The tool also points to a deeper architectural question. If a cheap Python script with ffmpeg and Whisper can extract meaningful frames and transcripts from any video, how much of the value in a “video model” is actually in the video processing pipeline versus the language model that reads the output? The frontier labs are spending billions training models that can watch video natively. This tool suggests that for many use cases, the bottleneck is not the model’s ability to understand frames — it is the ability to select the right frames in the first place.
The open-source angle
Claude-real-video is MIT-licensed and installs with pip install claude-real-video. It depends on ffmpeg and, optionally, OpenAI Whisper. The code is a single Python module with clear parameter names and a straightforward pipeline: fetch, extract, dedup, transcribe, manifest.
The tool’s author, Huang Chih-Hung Leo, built it to solve a specific problem: Claude will not accept a video file, and even when it does — via Gemini or GPT-4o — the fixed-interval sampling misses too much. The solution is a pre-processing step that runs on the user’s machine, not in the cloud. That is a pattern that will likely replicate across other modalities: audio, 3D, point clouds, anything where the model’s native sampling is too coarse or too expensive.
What to watch
The tool works today for any LLM that accepts images and text. The user drops in a folder of frames and a manifest, and the model sees what the user chose to show it. That is a fundamentally different capability from “the model watches the video itself” — it is more constrained, but also more predictable, more debuggable, and cheaper.

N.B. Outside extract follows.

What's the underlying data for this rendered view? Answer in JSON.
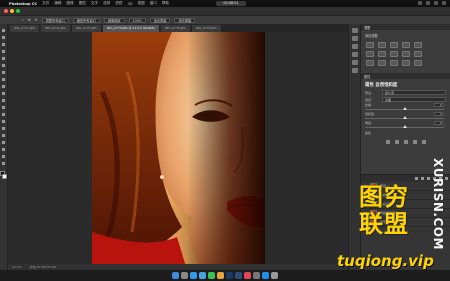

The open question is whether the frontier labs will respond by offering more flexible sampling — letting users specify scene-change thresholds, dedup windows, and frame caps — or whether they will continue to lock the video processing pipeline inside their APIs. If the labs open up the sampling controls, tools like claude-real-video become a bridge to better native video understanding. If they do not, the tool becomes a permanent workaround: a pre-processing step that every serious video-analysis pipeline will need to run before touching an LLM.
Either way, the hack works. Point it at a video, get back the frames that matter, and ask your model what it sees.